Optimizing GIF Playback For Microcontrollers

Despite being cooked up by Compuserve back in the late 1980s, GIFs have seen a resurgence on the modern internet, mostly because they’re fun. However, all our small embedded systems are getting color screens these days, and they’d love to join in the party. [Larry Bank] has whipped up a solution for just that reason, letting embedded systems play back short animated GIFs with limited resources.

[Larry] does a great job of explaining how the GIF format works, using LZW compression and variable-length codes. He talks about how the design of the format presents challenges, particularly when working with microcontrollers. Despite this, the final code works well, and is able to work with most animated GIFs of the right dimensions and construction. 24K of RAM is required, and image width is limited to 320 pixels. Images can be loaded from flash, memory, or SD cards, and he notes that best performance is gained with a microcontroller with fast SPI for writing to screens quickly.

It’s a great piece of software that promises to add a lot of charm, or silliness, to microcontroller projects. It also simplifies the use of animations, which can now be designed on computers rather than by using onboard graphics libraries. GIF really is the format that never seems to die; we’ve featured cameras dedicated to the form before. Video after the break.

 

 

15 thoughts on “Optimizing GIF Playback For Microcontrollers

  1. There are bazillions of .GIF files out there that were saved as single images with *no* animation, and they were compressed without losses so they look great without the ugly artifacts we see in highly compressed .JPG files.
    Some people decided that .GIFs, contrary to their original purpose, would *always* be animated. Just make sure the software recognizes these single image .GIFs and doesn’t vomit them up as unreadable. The world will thank you for it. 👍

    1. I think you’re just confused on the terminology, because the header must include the x/y size and frame count, even if that is 1. It isn’t possible to have zero frames and also be larger than zero by zero pixels in size.
      Also saying “some” GIFs were compressed lossless implies there is any other option. LZW was the only compression defined for GIF, which is lossless. That is to say all of them are compressed lossless.

      1. I hate to be that guy, but if your read the specification, GIF actually lets you use any compression algorithm you like, as long as you include the binary for decompressing it in one of the chunks inside the file. Sadly, that part is ignored by all GIF-reading software nowadays, I wonder why…

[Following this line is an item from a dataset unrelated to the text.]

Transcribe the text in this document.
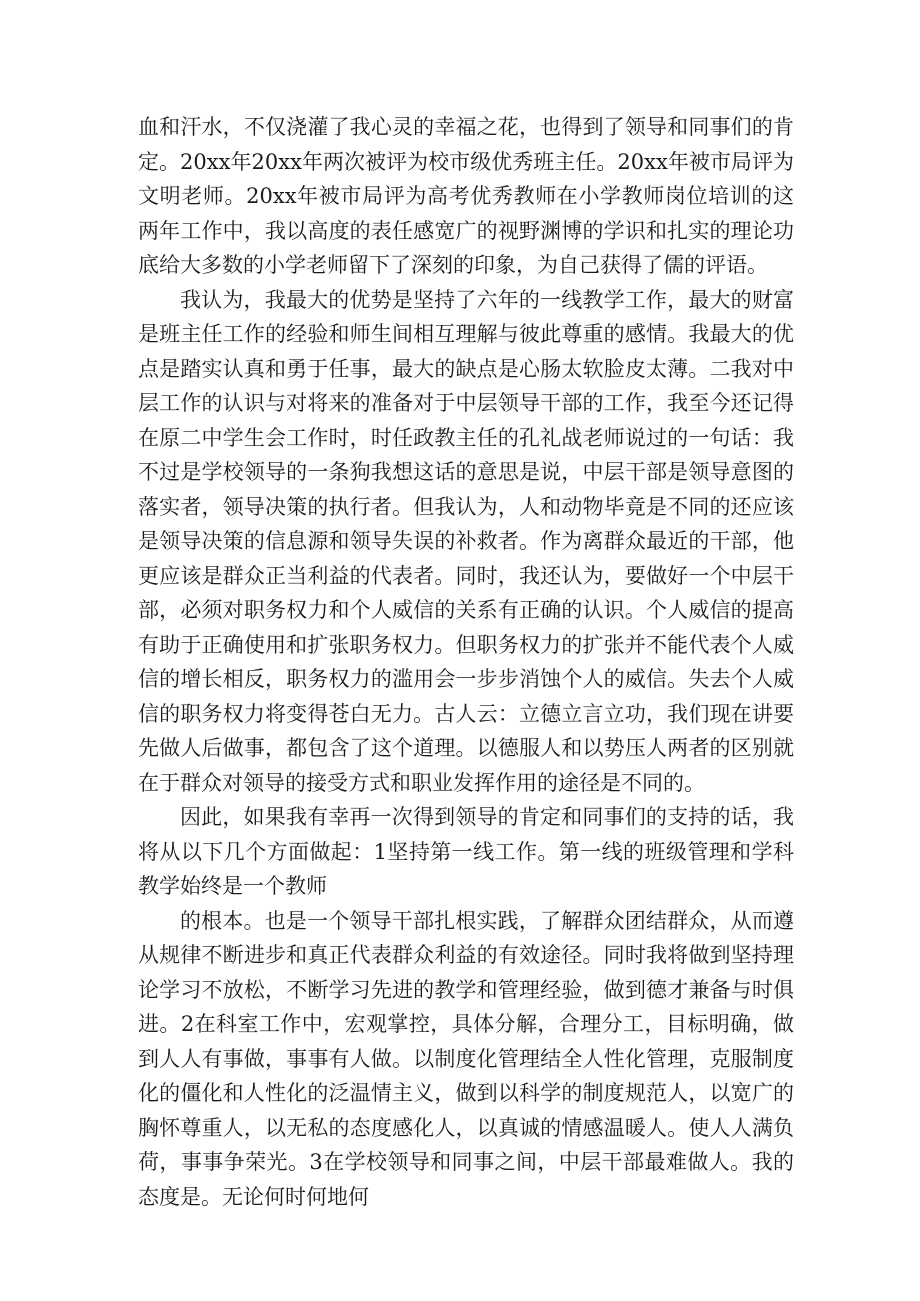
血和汗水，不仅浇灌了我心灵的幸福之花，也得到了领导和同事们的肯定。20xx年20xx年两次被评为校市级优秀班主任。20xx年被市局评为文明老师。20xx年被市局评为高考优秀教师在小学教师岗位培训的这两年工作中，我以高度的表任感宽广的视野渊博的学识和扎实的理论功底给大多数的小学老师留下了深刻的印象，为自己获得了儒的评语。

我认为，我最大的优势是坚持了六年的一线教学工作，最大的财富是班主任工作的经验和师生间相互理解与彼此尊重的感情。我最大的优点是踏实认真和勇于任事，最大的缺点是心肠太软脸皮太薄。二我对中层工作的认识与对将来的准备对于中层领导干部的工作，我至今还记得在原二中学生会工作时，时任政教主任的孔礼战老师说过的一句话：我不过是学校领导的一条狗我想这话的意思是说，中层干部是领导意图的落实者，领导决策的执行者。但我认为，人和动物毕竟是不同的还应该是领导决策的信息源和领导失误的补救者。作为离群众最近的干部，他更应该是群众正当利益的代表者。同时，我还认为，要做好一个中层干部，必须对职务权力和个人威信的关系有正确的认识。个人威信的提高有助于正确使用和扩张职务权力。但职务权力的扩张并不能代表个人威信的增长相反，职务权力的滥用会一步步消蚀个人的威信。失去个人威信的职务权力将变得苍白无力。古人云：立德立言立功，我们现在讲要先做人后做事，都包含了这个道理。以德服人和以势压人两者的区别就在于群众对领导的接受方式和职业发挥作用的途径是不同的。

因此，如果我有幸再一次得到领导的肯定和同事们的支持的话，我将从以下几个方面做起：1坚持第一线工作。第一线的班级管理和学科教学始终是一个教师

的根本。也是一个领导干部扎根实践，了解群众团结群众，从而遵从规律不断进步和真正代表群众利益的有效途径。同时我将做到坚持理论学习不放松，不断学习先进的教学和管理经验，做到德才兼备与时俱进。2在科室工作中，宏观掌控，具体分解，合理分工，目标明确，做到人人有事做，事事有人做。以制度化管理结全人性化管理，克服制度化的僵化和人性化的泛温情主义，做到以科学的制度规范人，以宽广的胸怀尊重人，以无私的态度感化人，以真诚的情感温暖人。使人人满负荷，事事争荣光。3在学校领导和同事之间，中层干部最难做人。我的态度是。无论何时何地何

        1. Is that one of the newer extension blocks? I honestly remember nothing about it.
          Although this raises even more questions.
          Binary? I can see why this would be ignored.
          Aren’t extension blocks automatically LZW compressed too? I guess if you supported both. Probably why it wasn’t of much help back when LZW was patent encumbered I assume

          1. Yeah it was in those good old days when malware wasn’t the first thing people thought when presented with such an idea. And it completely ignores the fact that different architectures exist. Fortunately pretty much nothing implements that part.

      1. There are “hacks” to circumvent this limitation, because GIF specifies countless images with each their own 256-color palette and x-y and l-h, so you can partition any high-color image into suitable sub-pictures that can handle a given palette and even over-write parts of other images thanks to the transparent color.

    1. And there’s the dilemma, do you keep the audio in sync to prove you’re technically competent, or do you let it gradually go out of sync so it is authentic to the original SWF ??